10. SHARKS, Alien Life, and the Limits of Knowledge
[145:08–150:13, 179:06–191:25]
- The episode takes an extended sojourn into shark attacks, animal captivity, and the mythic horrors of nature vs. civilization.
- The topic of UFOs and alien life comes up, with both hosts adopting a skeptical yet open posture:
- “I’m certainly convinced there are some cases where beings that aren’t human…have been captured by the U.S. government… [But] I’m not convinced it’s extraterrestrial.” (Danny, [179:45])
11. Notable Quotes & Memorable Moments
On the Information Age and Truth
- “Most people… When I ask, ‘If you wanted to know [the truth], where would you look?’ People go, ‘I don’t know.’ The libraries are empty.” (Travis, [28:38])
- “Your only freedom in this country is to say no or no thank you, I don’t want it.” (Travis, [30:02])
On the Epstein Files & Elites
- “If people start to realize that our world is run by these people... that could take down the whole American empire.” (Danny, [57:43])
- “It confirms all the worst stereotypes…” (Travis, [65:19])
On the Psychedelic Renaissance
- “What they wanted to do was convince Pope Francis that in the Eucharist, for all Catholic churches around the world, they should use a psychedelic drug.” (Travis, [223:35])
On Humility and Human Limits
- “The message of psychedelics—We don’t know very much about what’s going on… so we ought to be very careful.” (Travis, [226:35])

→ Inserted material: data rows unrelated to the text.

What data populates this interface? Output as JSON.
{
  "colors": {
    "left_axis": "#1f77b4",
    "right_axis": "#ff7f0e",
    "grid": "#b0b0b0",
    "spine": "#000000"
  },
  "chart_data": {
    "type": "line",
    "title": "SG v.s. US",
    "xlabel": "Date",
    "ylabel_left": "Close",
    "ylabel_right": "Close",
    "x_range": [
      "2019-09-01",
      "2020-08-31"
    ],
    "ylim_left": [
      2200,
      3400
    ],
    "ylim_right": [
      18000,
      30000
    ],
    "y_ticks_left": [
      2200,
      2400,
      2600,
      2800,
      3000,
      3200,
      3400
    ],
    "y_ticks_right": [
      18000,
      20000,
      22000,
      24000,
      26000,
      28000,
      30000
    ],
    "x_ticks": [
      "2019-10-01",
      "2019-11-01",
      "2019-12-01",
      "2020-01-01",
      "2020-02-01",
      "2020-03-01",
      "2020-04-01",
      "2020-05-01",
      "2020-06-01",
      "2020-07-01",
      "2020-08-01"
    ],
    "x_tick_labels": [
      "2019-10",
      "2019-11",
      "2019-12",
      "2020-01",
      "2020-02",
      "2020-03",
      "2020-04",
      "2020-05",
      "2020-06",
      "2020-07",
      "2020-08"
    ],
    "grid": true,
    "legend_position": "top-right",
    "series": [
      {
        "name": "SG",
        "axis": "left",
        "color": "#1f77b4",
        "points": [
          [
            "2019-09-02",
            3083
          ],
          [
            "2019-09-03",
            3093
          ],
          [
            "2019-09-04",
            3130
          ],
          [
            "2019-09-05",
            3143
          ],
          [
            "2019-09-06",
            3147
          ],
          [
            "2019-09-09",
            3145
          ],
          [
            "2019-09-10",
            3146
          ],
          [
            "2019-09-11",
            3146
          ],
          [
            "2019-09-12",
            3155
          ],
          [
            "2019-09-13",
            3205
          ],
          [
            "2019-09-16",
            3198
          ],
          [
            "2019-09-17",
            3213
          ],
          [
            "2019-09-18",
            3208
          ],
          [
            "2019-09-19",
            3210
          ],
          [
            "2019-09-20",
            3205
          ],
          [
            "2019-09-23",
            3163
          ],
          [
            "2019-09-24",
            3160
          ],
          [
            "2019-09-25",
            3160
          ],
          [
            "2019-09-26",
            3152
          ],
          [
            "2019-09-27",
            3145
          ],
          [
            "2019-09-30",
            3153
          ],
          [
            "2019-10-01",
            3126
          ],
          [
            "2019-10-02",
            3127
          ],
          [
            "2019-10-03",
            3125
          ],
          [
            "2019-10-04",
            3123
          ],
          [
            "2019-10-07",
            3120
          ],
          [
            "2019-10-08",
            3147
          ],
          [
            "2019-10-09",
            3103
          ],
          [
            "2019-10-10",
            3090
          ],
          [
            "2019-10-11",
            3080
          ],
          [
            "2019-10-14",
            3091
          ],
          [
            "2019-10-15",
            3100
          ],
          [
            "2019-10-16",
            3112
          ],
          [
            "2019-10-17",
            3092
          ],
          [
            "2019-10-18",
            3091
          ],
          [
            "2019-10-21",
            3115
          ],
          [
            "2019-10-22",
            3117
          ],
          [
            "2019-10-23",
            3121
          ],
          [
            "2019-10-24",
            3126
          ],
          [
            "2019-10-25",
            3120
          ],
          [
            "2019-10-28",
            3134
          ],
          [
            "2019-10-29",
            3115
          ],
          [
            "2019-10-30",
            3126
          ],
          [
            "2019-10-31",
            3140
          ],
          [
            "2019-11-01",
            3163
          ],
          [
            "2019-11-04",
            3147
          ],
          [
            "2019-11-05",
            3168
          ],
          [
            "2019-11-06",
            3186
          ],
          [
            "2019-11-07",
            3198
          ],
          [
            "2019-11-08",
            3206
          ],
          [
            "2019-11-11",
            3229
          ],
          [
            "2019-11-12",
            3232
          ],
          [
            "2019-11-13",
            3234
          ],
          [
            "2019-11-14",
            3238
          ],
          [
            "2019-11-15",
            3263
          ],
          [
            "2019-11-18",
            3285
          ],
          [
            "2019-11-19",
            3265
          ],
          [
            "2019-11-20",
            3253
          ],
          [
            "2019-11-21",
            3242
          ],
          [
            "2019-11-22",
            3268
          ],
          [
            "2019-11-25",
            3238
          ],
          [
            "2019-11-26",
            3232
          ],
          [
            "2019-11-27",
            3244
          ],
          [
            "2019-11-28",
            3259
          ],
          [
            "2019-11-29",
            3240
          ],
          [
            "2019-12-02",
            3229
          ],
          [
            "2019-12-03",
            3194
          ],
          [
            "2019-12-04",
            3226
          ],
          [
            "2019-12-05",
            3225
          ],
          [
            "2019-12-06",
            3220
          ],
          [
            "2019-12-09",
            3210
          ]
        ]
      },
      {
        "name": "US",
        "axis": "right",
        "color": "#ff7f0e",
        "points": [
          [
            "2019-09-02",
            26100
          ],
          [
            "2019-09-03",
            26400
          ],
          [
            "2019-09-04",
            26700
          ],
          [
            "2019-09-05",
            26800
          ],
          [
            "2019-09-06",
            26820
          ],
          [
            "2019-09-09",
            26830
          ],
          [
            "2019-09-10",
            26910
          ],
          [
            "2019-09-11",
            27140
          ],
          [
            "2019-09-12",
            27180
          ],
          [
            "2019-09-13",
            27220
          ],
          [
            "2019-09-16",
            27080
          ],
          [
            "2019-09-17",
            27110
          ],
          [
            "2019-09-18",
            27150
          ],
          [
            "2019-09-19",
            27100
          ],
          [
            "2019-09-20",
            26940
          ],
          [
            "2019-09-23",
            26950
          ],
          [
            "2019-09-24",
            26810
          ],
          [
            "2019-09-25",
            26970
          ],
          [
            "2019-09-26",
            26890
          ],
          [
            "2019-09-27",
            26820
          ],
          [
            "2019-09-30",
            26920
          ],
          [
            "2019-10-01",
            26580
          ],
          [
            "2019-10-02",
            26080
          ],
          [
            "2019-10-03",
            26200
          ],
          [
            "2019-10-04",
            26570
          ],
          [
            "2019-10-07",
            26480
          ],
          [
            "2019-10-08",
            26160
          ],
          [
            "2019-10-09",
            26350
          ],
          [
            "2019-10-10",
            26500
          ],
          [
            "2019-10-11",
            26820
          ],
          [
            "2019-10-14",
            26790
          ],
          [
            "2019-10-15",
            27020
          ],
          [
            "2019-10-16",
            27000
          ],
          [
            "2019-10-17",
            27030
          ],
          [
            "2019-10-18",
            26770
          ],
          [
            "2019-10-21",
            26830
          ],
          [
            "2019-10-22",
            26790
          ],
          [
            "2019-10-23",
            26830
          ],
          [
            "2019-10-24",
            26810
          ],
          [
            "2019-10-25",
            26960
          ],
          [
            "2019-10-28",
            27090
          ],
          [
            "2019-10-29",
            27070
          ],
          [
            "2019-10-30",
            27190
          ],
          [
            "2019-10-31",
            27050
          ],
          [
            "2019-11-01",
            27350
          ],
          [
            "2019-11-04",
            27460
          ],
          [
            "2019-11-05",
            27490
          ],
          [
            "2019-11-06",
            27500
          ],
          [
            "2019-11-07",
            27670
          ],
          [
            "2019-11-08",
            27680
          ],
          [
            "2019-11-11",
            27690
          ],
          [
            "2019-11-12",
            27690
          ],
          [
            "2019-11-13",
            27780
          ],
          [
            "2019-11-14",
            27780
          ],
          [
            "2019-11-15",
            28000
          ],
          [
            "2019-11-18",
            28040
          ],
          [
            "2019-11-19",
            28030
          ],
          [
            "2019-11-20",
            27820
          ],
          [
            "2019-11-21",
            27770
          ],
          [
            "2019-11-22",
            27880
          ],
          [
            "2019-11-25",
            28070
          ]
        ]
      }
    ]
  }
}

On Alien Life and Human Rarity
- “Out of all species catalogued on Earth, 20... are hominids. Out of those, one has developed technology… We are .00001% of all species. So, on Earth alone, we are super rare.” (Danny, [190:10])
Key Timestamps – For Deep Dives
- [00:40–15:31] Psychedelic politics: Symposia v. MAPS/MDMA/Philanthropy
- [28:53] AI, media curation, and the Google/ChatGPT filter problem
- [39:20–66:07] Unpacking New Epstein Files: Atia, Gates, blackmail, and elite ties to science
- [86:02–99:37] Institutional trust collapse, conspiracy mindsets, zeitgeist of cynicism
- [223:12–227:50] Exclusive: Psychedelic researchers, the Pope, and the sacramental MDMA gambit
- [129:01–130:46] On the expansion of “psychedelic churches” and mainstreaming of altered states
- [145:08–150:13] Shark attacks, animal captivity, horror, and nature
- [179:06–191:25] What do UFO sightings tell us? Are “aliens” really from here?
- [225:35–229:00] Limits of social engineering, the importance of humility in face of ignorance
Tone & Style
The episode weaves together irreverence, alarm, earnest inquiry, skepticism, pop-cultural references, and a Midwestern/blue-collar sensibility. Both Jones and Kitchens are frank about their limitations, aware of how easy it is to get swept up in speculation, and passionate about demanding honesty and humility from both themselves and the institutions they cover.
Recommended For
- Listeners interested in the darker corners of current events, power structures, and the intersection of drugs, spirituality, and elite secrets.
- Fans of gonzo, unfiltered, and sardonic long-form podcasts.
- Anyone struggling to make sense of our runaway information age—or simply looking for the best rabbit holes in contemporary culture.
“We don’t really know that much…The mystery surrounding our lives is probably not reducible by very much. And so the question of how to act in ignorance is paramount.”